Somos de fato ‘raça de víboras’, ‘dignos de ser vomitados’ pelos ecossistemas que nada mais podem fazer a não ser apressar a nossa morte. São eles que hoje dizemos defender em teoria e em discursos calorosamente mentirosos. Porém, são eles também que se encarregarão de nossa morte, que completarão o ecocídio que iniciamos há tempos. Não ficará pedra sobre pedra, nem rios e nem florestas de pé. Nossas paixões os devorarão e nossa gula nos afogará no vômito dos produtos químicos que produzimos e ingerimos em nosso alimento.
Os seres humanos não são confiáveis! Enganam, se enganam e sentem prazer em enganar. O que se julga mais forte rirá dos outros e exultará de alegria quando suas trapaças aumentarem de valor na ‘Bolsa de Nova York’ e em outras muitas espalhadas pelo mundo.
Insensatos somos! Ignorantes, crendo-nos sábios!
Quem nos livrará da infinita repetição de nossos males? Quem enfim nos acordará sobre a necessidade da partilha, da compaixão, do cuidado? Quem nos livrará de nossa gula? Suspeito que não há respostas claras e diretas.
E se abríssemos nossos Bancos e Bolsas de Valores e as dividíssemos? E se examinássemos nosso coração e lhe perguntássemos o que de fato necessita? Perguntas!
Puro desejo poético! Os bons sentimentos já não servem mais, não produzem bens, não acumulam propriedades. Onde buscar um caminho? Talvez a Inteligência Artificial nos dê alguma resposta. Temo perguntar-lhe ou melhor me recuso a perguntar-lhe pois, não leu com o coração a multiplicação dos pães no Evangelho de Lucas ou no de João. Não percebeu a presença do princípio econômico da compaixão e da divisão do pão, aquele capaz de saciar a fome de muitos/as. Pão multiplicado capaz de satisfazer e ainda recolher e guardar doze cestos! Será que esta é ainda a nossa fé, nossa inspiração de vida?
Não há compaixão nas análises econômicas capitalistas, não há preocupação com a fome real, mas apenas com a fome do acúmulo, da ganância dos mercados, aquela que não sacia os famintos de verdade, mas apenas os elimina.

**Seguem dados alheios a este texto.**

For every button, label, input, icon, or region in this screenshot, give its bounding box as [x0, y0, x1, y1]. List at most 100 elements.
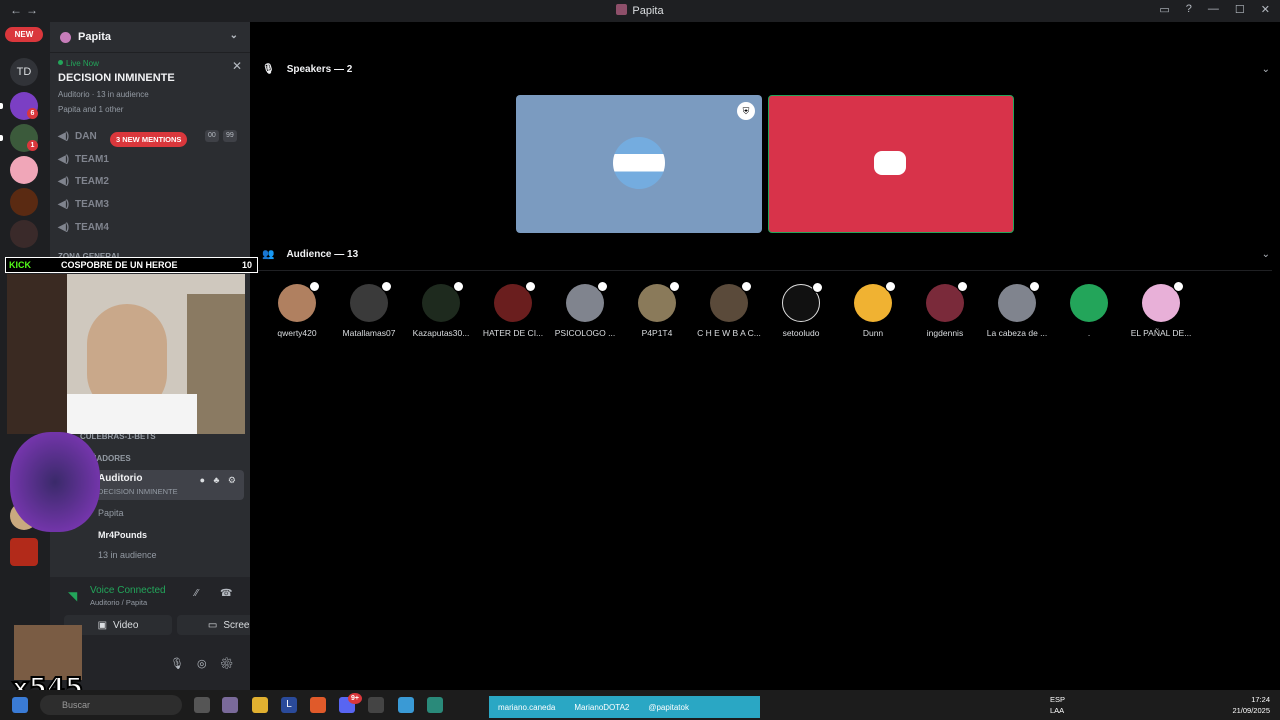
avatar	[854, 281, 896, 322]
speaker-tile-discord[interactable]	[768, 95, 1014, 233]
speaker-avatar	[613, 137, 665, 189]
chevron-down-icon[interactable]: ⌄	[1262, 64, 1270, 75]
kick-overlay-bar: KICK COSPOBRE DE UN HEROE 10	[5, 257, 258, 273]
screen-button[interactable]: ▭Screen	[177, 615, 250, 635]
audience-member[interactable]: La cabeza de ...	[984, 281, 1050, 338]
live-now-label: Live Now	[58, 59, 242, 68]
maximize-button[interactable]: ☐	[1235, 3, 1245, 16]
minimize-button[interactable]: —	[1208, 3, 1219, 16]
voice-location: Auditorio / Papita	[90, 598, 148, 607]
audience-member[interactable]: Kazaputas30...	[408, 281, 474, 338]
audience-member[interactable]: Matallamas07	[336, 281, 402, 338]
voice-channel-dan[interactable]: ◀) DAN	[58, 127, 97, 145]
help-icon[interactable]: ?	[1186, 3, 1192, 16]
status-badge	[381, 281, 392, 292]
close-button[interactable]: ✕	[1261, 3, 1270, 16]
avatar	[350, 281, 392, 322]
stage-user[interactable]: Papita	[98, 508, 124, 518]
server-guild-icon	[60, 31, 71, 43]
app-icon[interactable]	[368, 697, 384, 713]
voice-status[interactable]: Voice Connected	[90, 585, 166, 596]
status-badge	[309, 281, 320, 292]
server-header[interactable]: Papita ⌄	[50, 22, 250, 53]
audience-header[interactable]: 👥 Audience — 13	[262, 249, 358, 260]
system-tray[interactable]: ESP LAA 17:24 21/09/2025	[1050, 694, 1270, 716]
noise-suppression-icon[interactable]: ⁄⁄	[195, 588, 198, 599]
status-badge	[741, 281, 752, 292]
brave-icon[interactable]	[310, 697, 326, 713]
status-badge	[1029, 281, 1040, 292]
speaker-icon: ◀)	[58, 130, 70, 142]
server-icon-5[interactable]	[10, 220, 38, 248]
speaker-tile-argentina[interactable]: ⛨	[516, 95, 762, 233]
audience-member[interactable]: ingdennis	[912, 281, 978, 338]
server-icon-3[interactable]	[10, 156, 38, 184]
task-view-icon[interactable]	[194, 697, 210, 713]
black-list-emblem	[10, 432, 100, 532]
chevron-down-icon[interactable]: ⌄	[1262, 249, 1270, 260]
server-icon-dota[interactable]	[10, 538, 38, 566]
server-icon-4[interactable]	[10, 188, 38, 216]
audience-member[interactable]: P4P1T4	[624, 281, 690, 338]
avatar	[926, 281, 968, 322]
live-stage-card[interactable]: Live Now DECISION INMINENTE Auditorio · …	[50, 53, 250, 121]
audience-member[interactable]: PSICOLOGO ...	[552, 281, 618, 338]
inbox-icon[interactable]: ▭	[1159, 3, 1169, 16]
voice-channel-team2[interactable]: ◀) TEAM2	[58, 172, 109, 190]
emote-overlay	[14, 625, 82, 680]
user-controls[interactable]: 🎙◎⚙	[170, 657, 247, 670]
search-input[interactable]: Buscar	[40, 695, 182, 715]
clock-time: 17:24	[1251, 695, 1270, 704]
audience-member[interactable]: qwerty420	[264, 281, 330, 338]
speaker-icon: ◀)	[58, 221, 70, 233]
avatar	[278, 281, 320, 322]
audience-member[interactable]: EL PAÑAL DE...	[1128, 281, 1194, 338]
channel-actions[interactable]: ● ♣ ⚙	[200, 475, 239, 486]
microphone-icon: 🎙	[262, 64, 275, 75]
avatar	[566, 281, 608, 322]
app-icon[interactable]	[222, 697, 238, 713]
status-badge	[669, 281, 680, 292]
stage-user[interactable]: Mr4Pounds	[98, 530, 147, 540]
status-badge	[525, 281, 536, 292]
audience-member[interactable]: HATER DE CI...	[480, 281, 546, 338]
notification-badge: 9+	[348, 693, 362, 704]
start-icon[interactable]	[12, 697, 28, 713]
audience-member[interactable]: C H E W B A C...	[696, 281, 762, 338]
audience-member[interactable]: .	[1056, 284, 1122, 338]
kick-logo: KICK	[9, 260, 31, 270]
unread-pill	[0, 135, 3, 141]
avatar	[998, 281, 1040, 322]
audience-member[interactable]: setooludo	[768, 282, 834, 338]
avatar	[494, 281, 536, 322]
instagram-handle: mariano.caneda	[498, 702, 556, 712]
new-mentions-badge[interactable]: 3 NEW MENTIONS	[110, 132, 188, 147]
folder-icon[interactable]	[252, 697, 268, 713]
speakers-header[interactable]: 🎙 Speakers — 2	[262, 64, 352, 75]
voice-channel-team1[interactable]: ◀) TEAM1	[58, 150, 109, 168]
window-title: Papita	[0, 4, 1280, 17]
server-icon	[616, 4, 628, 15]
clock-date: 21/09/2025	[1232, 706, 1270, 715]
tiktok-handle: @papitatok	[648, 702, 689, 712]
chevron-down-icon[interactable]: ⌄	[230, 30, 238, 41]
audience-member[interactable]: Dunn	[840, 281, 906, 338]
speaker-icon: ◀)	[58, 198, 70, 210]
close-icon[interactable]: ✕	[232, 59, 242, 73]
voice-channel-team4[interactable]: ◀) TEAM4	[58, 218, 109, 236]
avatar	[422, 281, 464, 322]
speaker-icon: ◀)	[58, 175, 70, 187]
avatar	[710, 281, 752, 322]
status-badge	[1173, 281, 1184, 292]
stage-view: 🎙 Speakers — 2 ⌄ ⛨ 👥 Audience — 13 ⌄ qwert…	[250, 22, 1280, 690]
disconnect-icon[interactable]: ☎	[220, 588, 232, 599]
voice-channel-team3[interactable]: ◀) TEAM3	[58, 195, 109, 213]
server-td[interactable]: TD	[10, 58, 38, 86]
channel-tag: 00	[205, 130, 219, 142]
current-stage-channel[interactable]: Auditorio DECISION INMINENTE ● ♣ ⚙	[78, 470, 244, 500]
notes-icon[interactable]	[398, 697, 414, 713]
app-l-icon[interactable]: L	[281, 697, 297, 713]
globe-icon[interactable]	[427, 697, 443, 713]
live-meta-users: Papita and 1 other	[58, 105, 124, 114]
avatar	[782, 282, 823, 322]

Que faremos? A quem pediremos ajuda?
Mais uma vez sinto a inutilidade dos discursos que se pretendem éticos. Vão talvez comprazer alguns leitores/as, movê-los para alguma pequena iniciativa, mas a vida da maioria segue igual. Quem moverá a pedra que nos faz permanecer no túmulo capitalista? Quem entrará no sepulcro e conseguirá perceber uma luz tênue e irá anunciar que afinal podemos ter alguma esperança, podemos correr e dar-nos as mãos, plantar novas sementes... No fundo, apesar dos pesares e das muitas gulas não queremos calar a força da ressurreição cotidiana em nós, não queremos apagar a chama de vida que deseja continuar acesa. Por isso, há que gritar pela vida, por essa pequena vida de cada dia como estão fazendo os indígenas e outros pequenos grupos na COP 30. Juntemo-nos a elas/eles e dividamos nossas forças, nosso pão e nossas vozes às delas/es. Talvez algo inesperado, algo para além das estatísticas, para além dos planos governamentais possa acontecer... Talvez é uma palavra que abre esperanças!
E as esperanças nutrem a muitas mulheres e muitos homens que continuam lutando acordados, esperando os sinais do novo dia nos muitos horizontes desse maravilhoso planeta azul, nosso planeta.